National Book Award-winning author Elizabeth Acevedo is currently on tour across the country promoting her newest young adult novel With the Fire on High. The novel follows the story of Emoni Santiago, an Afro-Puerto Rican teen mother who aspires to become a chef. The book is already a New York Times bestseller and has attracted a lot of praise, The Atlantic said it “deploys magical realism in a tradition that Acevedo likens to the Mexican author Laura Esquivel’s seminal novel, Like Water for Chocolate.”
In a short interview with New York Public Media’s All Arts TV, the author talked about her inspiration behind the book and spilled some truths about teen pregnancy and the stigma surrounding it.
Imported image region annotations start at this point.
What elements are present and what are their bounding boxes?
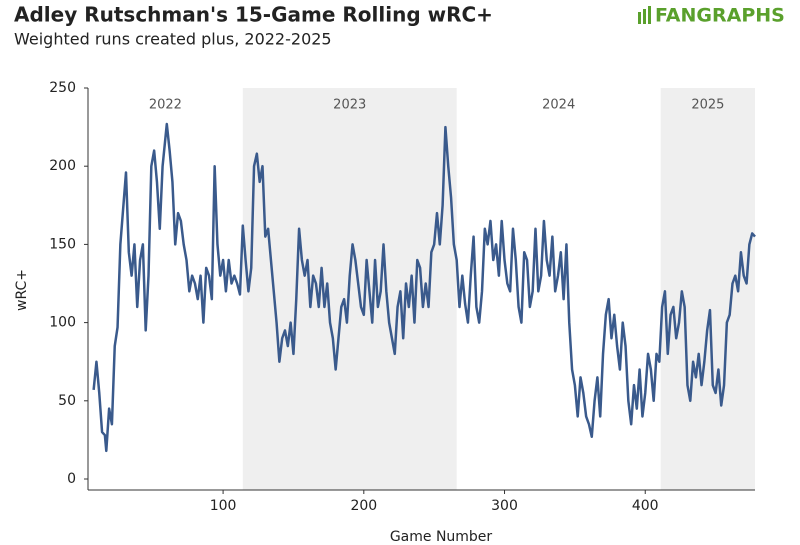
band-label: 2025 [691,98,724,113]
y-tick-label: 100 [49,315,76,331]
x-tick-label: 300 [491,498,518,514]
x-axis-label: Game Number [390,529,493,545]
y-tick-label: 150 [49,236,76,252]
band-label: 2023 [333,98,366,113]
logo-text: FANGRAPHS [655,5,785,27]
logo-bar [648,6,651,24]
data-line [92,122,756,453]
y-axis-label: wRC+ [14,269,30,311]
chart-title: Adley Rutschman's 15-Game Rolling wRC+ [14,3,493,27]
x-tick-label: 200 [350,498,377,514]
y-tick-label: 200 [49,158,76,174]
season-band [660,88,755,490]
logo: FANGRAPHS [638,5,785,27]
y-tick-label: 0 [67,471,76,487]
y-tick-label: 250 [49,80,76,96]
logo-bar [643,9,646,24]
x-tick-label: 100 [210,498,237,514]
band-label: 2024 [542,98,575,113]
logo-bar [638,12,641,24]
x-tick-label: 400 [632,498,659,514]
y-tick-label: 50 [58,393,76,409]
chart-subtitle: Weighted runs created plus, 2022-2025 [14,30,332,49]
band-label: 2022 [149,98,182,113]
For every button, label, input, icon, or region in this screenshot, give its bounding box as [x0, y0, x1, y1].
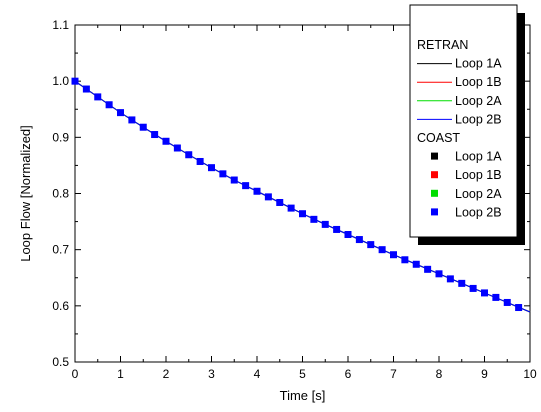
legend-square-swatch [431, 208, 438, 216]
coast-point [481, 289, 488, 297]
coast-point [105, 101, 113, 109]
x-axis-label: Time [s] [280, 388, 326, 403]
y-axis-label: Loop Flow [Normalized] [18, 125, 33, 262]
y-tick-label: 0.6 [52, 299, 69, 313]
legend-entry-label: Loop 1A [455, 150, 502, 164]
coast-point [355, 236, 363, 244]
x-tick-label: 10 [523, 367, 537, 381]
coast-point [390, 251, 397, 259]
coast-point [333, 225, 341, 233]
legend-entry-label: Loop 2A [455, 187, 502, 201]
coast-point [503, 298, 511, 306]
coast-point [469, 284, 477, 292]
coast-point [117, 109, 124, 117]
coast-point [128, 116, 136, 124]
legend-square-swatch [431, 171, 438, 179]
coast-point [344, 231, 352, 239]
legend-entry-label: Loop 2A [455, 94, 502, 108]
coast-point [139, 123, 147, 131]
coast-point [230, 176, 238, 184]
coast-point [515, 304, 523, 312]
legend-entry-label: Loop 1A [455, 57, 502, 71]
coast-point [367, 241, 375, 249]
coast-point [458, 279, 466, 287]
coast-point [219, 170, 227, 178]
y-tick-label: 0.7 [52, 243, 69, 257]
coast-point [253, 187, 261, 195]
coast-point [401, 256, 409, 264]
coast-point [173, 144, 181, 152]
y-tick-label: 0.8 [52, 187, 69, 201]
x-tick-label: 4 [254, 367, 261, 381]
coast-point [264, 193, 272, 201]
coast-point [242, 182, 250, 190]
axes: 0 1 2 3 4 5 6 7 8 9 10 0.5 0.6 0.7 0.8 0.9 1.0 1.1 [52, 18, 537, 381]
legend-square-swatch [431, 152, 438, 160]
coast-point [321, 220, 329, 228]
x-tick-label: 3 [208, 367, 215, 381]
legend-group-title: COAST [417, 131, 460, 145]
coast-point [412, 260, 420, 268]
x-tick-label: 0 [72, 367, 79, 381]
coast-point [185, 151, 193, 159]
series-layer [71, 77, 531, 313]
legend-entry-label: Loop 1B [455, 168, 502, 182]
coast-point [208, 164, 215, 172]
legend-group-title: RETRAN [417, 38, 468, 52]
y-tick-label: 1.0 [52, 74, 69, 88]
legend: RETRAN Loop 1A Loop 1B Loop 2A Loop 2B COAST L… [409, 4, 525, 245]
x-tick-label: 6 [345, 367, 352, 381]
x-tick-label: 8 [436, 367, 443, 381]
x-tick-label: 1 [117, 367, 124, 381]
coast-point [378, 246, 386, 254]
legend-entry-label: Loop 2B [455, 205, 502, 219]
x-tick-label: 2 [163, 367, 170, 381]
coast-point [71, 77, 79, 85]
x-tick-label: 7 [390, 367, 397, 381]
coast-point [162, 137, 170, 145]
coast-point [196, 157, 204, 165]
x-tick-label: 9 [481, 367, 488, 381]
coast-point [276, 198, 284, 206]
legend-entry-label: Loop 2B [455, 112, 502, 126]
y-tick-label: 1.1 [52, 18, 69, 32]
coast-point [435, 270, 443, 278]
coast-point [492, 293, 500, 301]
coast-point [299, 210, 306, 218]
coast-point [287, 204, 295, 212]
legend-square-swatch [431, 189, 438, 197]
coast-point [446, 275, 454, 283]
legend-entry-label: Loop 1B [455, 75, 502, 89]
x-tick-label: 5 [299, 367, 306, 381]
coast-point [82, 85, 90, 93]
y-tick-label: 0.5 [52, 355, 69, 369]
coast-point [310, 215, 318, 223]
y-tick-label: 0.9 [52, 130, 69, 144]
coast-point [151, 131, 159, 139]
coast-point [424, 265, 432, 273]
legend-box [409, 4, 518, 238]
coast-point [94, 93, 102, 101]
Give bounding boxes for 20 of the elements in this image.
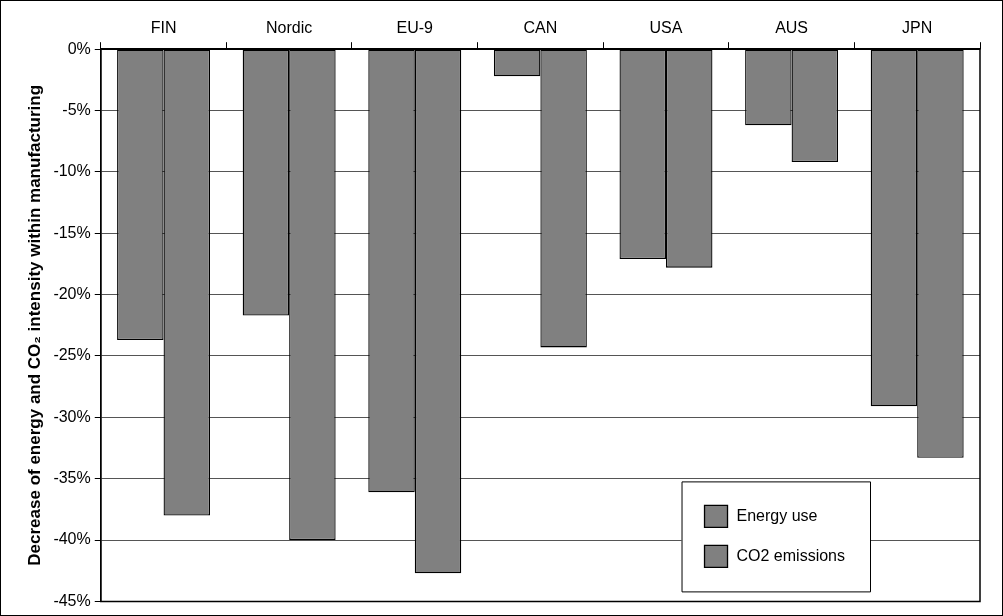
y-tick-label: -30% (53, 407, 91, 425)
x-tick-label: AUS (775, 19, 809, 37)
x-tick-label: FIN (150, 19, 177, 37)
legend-label: Energy use (736, 506, 818, 524)
y-axis-title: Decrease of energy and CO₂ intensity within manufacturing (24, 84, 44, 566)
legend-label: CO2 emissions (736, 546, 846, 564)
y-tick-label: -5% (62, 100, 91, 118)
y-tick-label: 0% (67, 39, 91, 57)
y-tick-label: -20% (53, 285, 91, 303)
y-tick-label: -35% (53, 469, 91, 487)
y-tick-label: -45% (53, 591, 91, 609)
y-tick-label: -15% (53, 223, 91, 241)
x-tick-label: CAN (523, 19, 558, 37)
y-tick-label: -40% (53, 530, 91, 548)
x-tick-label: EU-9 (396, 19, 434, 37)
y-tick-label: -10% (53, 162, 91, 180)
y-tick-label: -25% (53, 346, 91, 364)
x-tick-label: JPN (902, 19, 933, 37)
x-tick-label: USA (649, 19, 683, 37)
x-tick-label: Nordic (266, 19, 313, 37)
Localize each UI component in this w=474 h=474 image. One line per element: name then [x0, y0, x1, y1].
“I remember when I was growing up, the statistic was like one in two Latinas will be pregnant by the time they’re 21. Right? It was like this massive statistic,” she said. “That’s changed. The stigma has not changed.” We checked, and the number has reduced significantly: according to the U.S. Department of Health and Human Services, in 2016, 17 percent of Hispanic adolescent females would give birth by their 20th birthday.
Acevedo then added that within literature, some books have chosen to focus on the decision of whether or not a teen should keep a pregnancy. She wanted to write a story about what happens after. “There’s no right answer that they can make of their own volition and be allowed to have without shame,” she said.